2. Kitap/ Bölüm On Dokuz: Fedakârlık

4.5K 377 209
                                    

Kan ve savaşın olduğu bu dipsiz çukurdan çıkmak için gösterdiğim her direniş, her bir yukarı tırmanış çabası daha da dibe batmamla sonuçlanıyordu ve ben ne yaparsam yapayım bu sonucu değiştiremiyordum.

Titreyen dizlerimin bedenimi taşımakta güçlük çektiğini fark edince yavaşça yatağa yığıldım. Vincent da en az benim kadar dehşete düşmüş görünüyordu ama her nasılsa yüzündeki duygusuz maskeyi korumayı başardı ve, "Tamam," dedi karşısındaki görevliye. "Sen git, geliyorum ben."
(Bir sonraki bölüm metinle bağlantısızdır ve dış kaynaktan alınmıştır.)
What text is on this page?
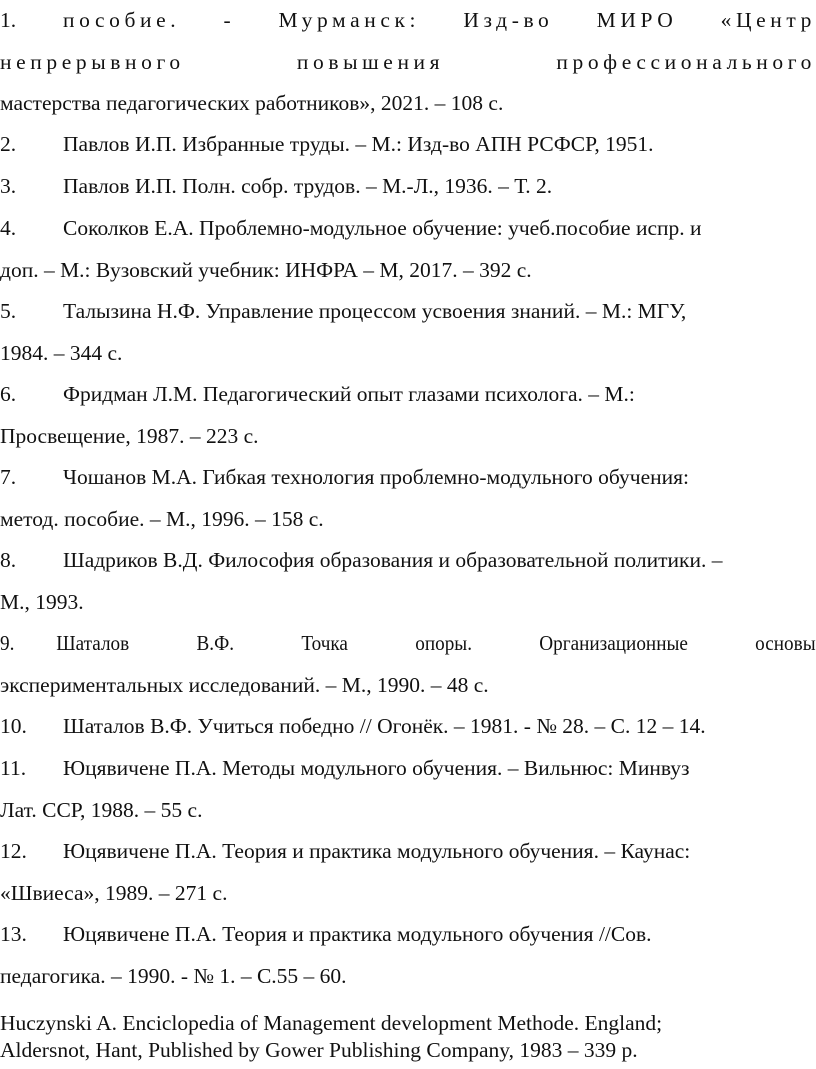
1. пособие. - Мурманск: Изд-во МИРО «Центр
непрерывного повышения профессионального
мастерства педагогических работников», 2021. – 108 с.
2. Павлов И.П. Избранные труды. – М.: Изд-во АПН РСФСР, 1951.
3. Павлов И.П. Полн. собр. трудов. – М.-Л., 1936. – Т. 2.
4. Соколков Е.А. Проблемно-модульное обучение: учеб.пособие испр. и
доп. – М.: Вузовский учебник: ИНФРА – М, 2017. – 392 с.
5. Талызина Н.Ф. Управление процессом усвоения знаний. – М.: МГУ,
1984. – 344 с.
6. Фридман Л.М. Педагогический опыт глазами психолога. – М.:
Просвещение, 1987. – 223 с.
7. Чошанов М.А. Гибкая технология проблемно-модульного обучения:
метод. пособие. – М., 1996. – 158 с.
8. Шадриков В.Д. Философия образования и образовательной политики. –
М., 1993.
9. Шаталов В.Ф. Точка опоры. Организационные основы
экспериментальных исследований. – М., 1990. – 48 с.
10. Шаталов В.Ф. Учиться победно // Огонёк. – 1981. - № 28. – С. 12 – 14.
11. Юцявичене П.А. Методы модульного обучения. – Вильнюс: Минвуз
Лат. ССР, 1988. – 55 с.
12. Юцявичене П.А. Теория и практика модульного обучения. – Каунас:
«Швиеса», 1989. – 271 с.
13. Юцявичене П.А. Теория и практика модульного обучения //Сов.
педагогика. – 1990. - № 1. – С.55 – 60.
Huczynski A. Enciclopedia of Management development Methode. England;
Aldersnot, Hant, Published by Gower Publishing Company, 1983 – 339 p.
Vincent kapıyı kapattıktan sonra ne o bana ne de ben ona baktım. Aramızda oluşan ürkütücü sessizlik bulutu eşliğinde ikimiz de hareket etmeden birkaç dakika öylece bekledik. Gözlerimde oluşan gözyaşları yüzünden dünya bulanıklaşmaya başlamıştı ama umursamadım. Ellerim buz gibi olmuştu ve titriyordu ama bunların sebebinin soğukla alakası yoktu.

Ne zaman Vincent'le mutlu olmaya çabalasam hayatın önüme koyduğu engellerle yüzleşmek zorunda kalmaktan yorulmuştum. Sanki güçlü bir kasırgaya kurban giden kuru bir yaprak parçasıymışım gibi hissediyordum; oradan oraya sürükleniyordum ve elimden bir şey gelmiyordu.
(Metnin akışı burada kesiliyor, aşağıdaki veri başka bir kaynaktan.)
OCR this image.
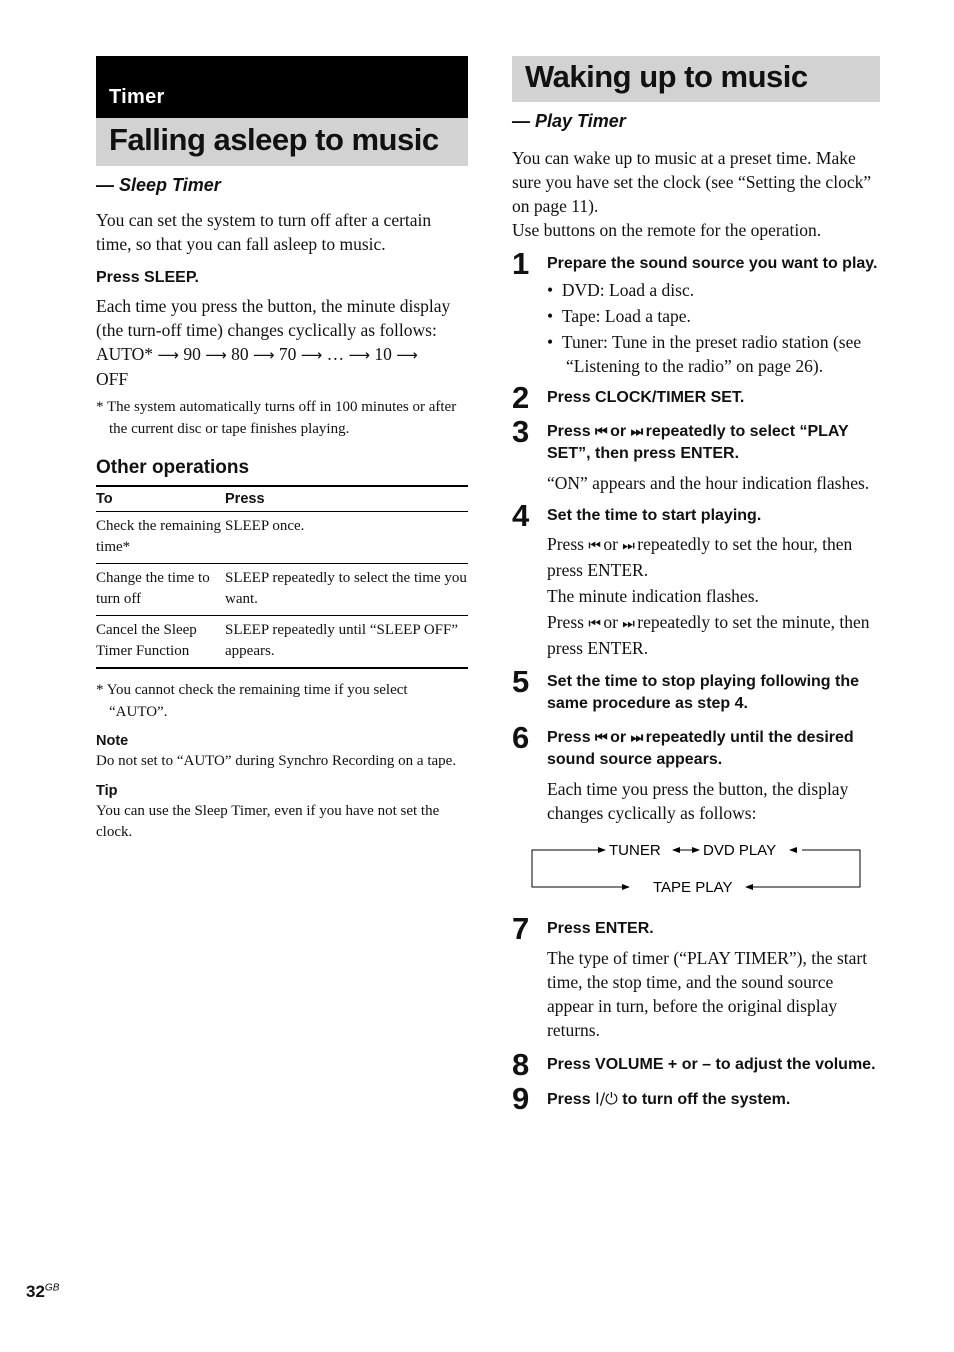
Timer
Falling asleep to music
— Sleep Timer

You can set the system to turn off after a certain time, so that you can fall asleep to music.

Press SLEEP.

Each time you press the button, the minute display (the turn-off time) changes cyclically as follows:

AUTO* ⟶ 90 ⟶ 80 ⟶ 70 ⟶ … ⟶ 10 ⟶
OFF

* The system automatically turns off in 100 minutes or after the current disc or tape finishes playing.

Other operations
To	Press
Check the remaining time*	SLEEP once.
Change the time to turn off	SLEEP repeatedly to select the time you want.
Cancel the Sleep Timer Function	SLEEP repeatedly until “SLEEP OFF” appears.

* You cannot check the remaining time if you select “AUTO”.

Note

Do not set to “AUTO” during Synchro Recording on a tape.

Tip

You can use the Sleep Timer, even if you have not set the clock.

Waking up to music
— Play Timer

You can wake up to music at a preset time. Make sure you have set the clock (see “Setting the clock” on page 11).

Use buttons on the remote for the operation.

1 Prepare the sound source you want to play.
•  DVD: Load a disc.
•  Tape: Load a tape.
•  Tuner: Tune in the preset radio station (see “Listening to the radio” on page 26).
2 Press CLOCK/TIMER SET.
3 Press ⏮ or ⏭ repeatedly to select “PLAY SET”, then press ENTER.

“ON” appears and the hour indication flashes.

4 Set the time to start playing.

Press ⏮ or ⏭ repeatedly to set the hour, then press ENTER.

The minute indication flashes.

Press ⏮ or ⏭ repeatedly to set the minute, then press ENTER.

5 Set the time to stop playing following the same procedure as step 4.
6 Press ⏮ or ⏭ repeatedly until the desired sound source appears.

Each time you press the button, the display changes cyclically as follows:

TUNER	DVD PLAY
TAPE PLAY
7 Press ENTER.

The type of timer (“PLAY TIMER”), the start time, the stop time, and the sound source appear in turn, before the original display returns.

8 Press VOLUME + or – to adjust the volume.
9 Press I/⏻ to turn off the system.
$32^{GB}$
Yatağımın yanında bir hareketlilik hissettim ama başımı kaldırıp bakmaya cesaret edemedim. Vincent bir süre önümde durduktan sonra sakince yere diz çöktü ve ellerimi tuttu.

"Kitana." Sesi çocuğunu uyutmak için ninni söyleyen bir anneninki kadar berrak ve sakinleştiriciydi ama ruhumdaki hırçın dalgaları dindirmeye gücü yetmedi. "Konuşalım."

"Ne zaman son bulacak bu?" diye sesli düşündüm. "Ne zaman rahat bir nefes alabileceğiz?"

Vincent tükenmişçesine alnını dizlerime yasladı ve, "Bilmiyorum," dedi. "Eskiden kral olduğumda her şeyin peri masalına dönüşeceğini sanırdım ama artık emin olamıyorum."

Yaşanan şeylerin benim için olduğu kadar onun için de zor olduğunu fark etmemle bir elimi siyah saçlarına daldırdım. Bedenim ben daha farkında olmadan öne eğildi ve Vincent'in saçlarının arasına bir öpücük kondurdu.

Ben de bir enkazdan farksızdım ama onu rahatlatmaya çalışarak, "Buradayım," dedim. Tekrar doğrulmamıştım çünkü o an ondan biraz olsun uzaklaşmak aramıza dağlar koymakla eşdeğerdi.

"Biliyorum," diye mırıldandığını zar zor duydum. "Ben de... Ben de söz veriyorum."

Ne kadar öyle kaldığımızı bilmiyordum ama sonsuza dek öyle dursak bile buna razıydım. Şu an önümde diz çöken bu adama ne ara bu kadar vurulduğum hakkında en ufak bir fikrim yoktu. Bir insanın başka bir insana böylesine kutsal bir bağla nasıl bu kadar bağlanabileceğini aklım almıyordu. Estes bizi evlendirmeye karar verdiğini söylediğinde hissettiğim tek şey tiksintiydi ama şu an bu evliliğin bana bahşedilen en büyük hediye olduğu konusunda şüphem yoktu.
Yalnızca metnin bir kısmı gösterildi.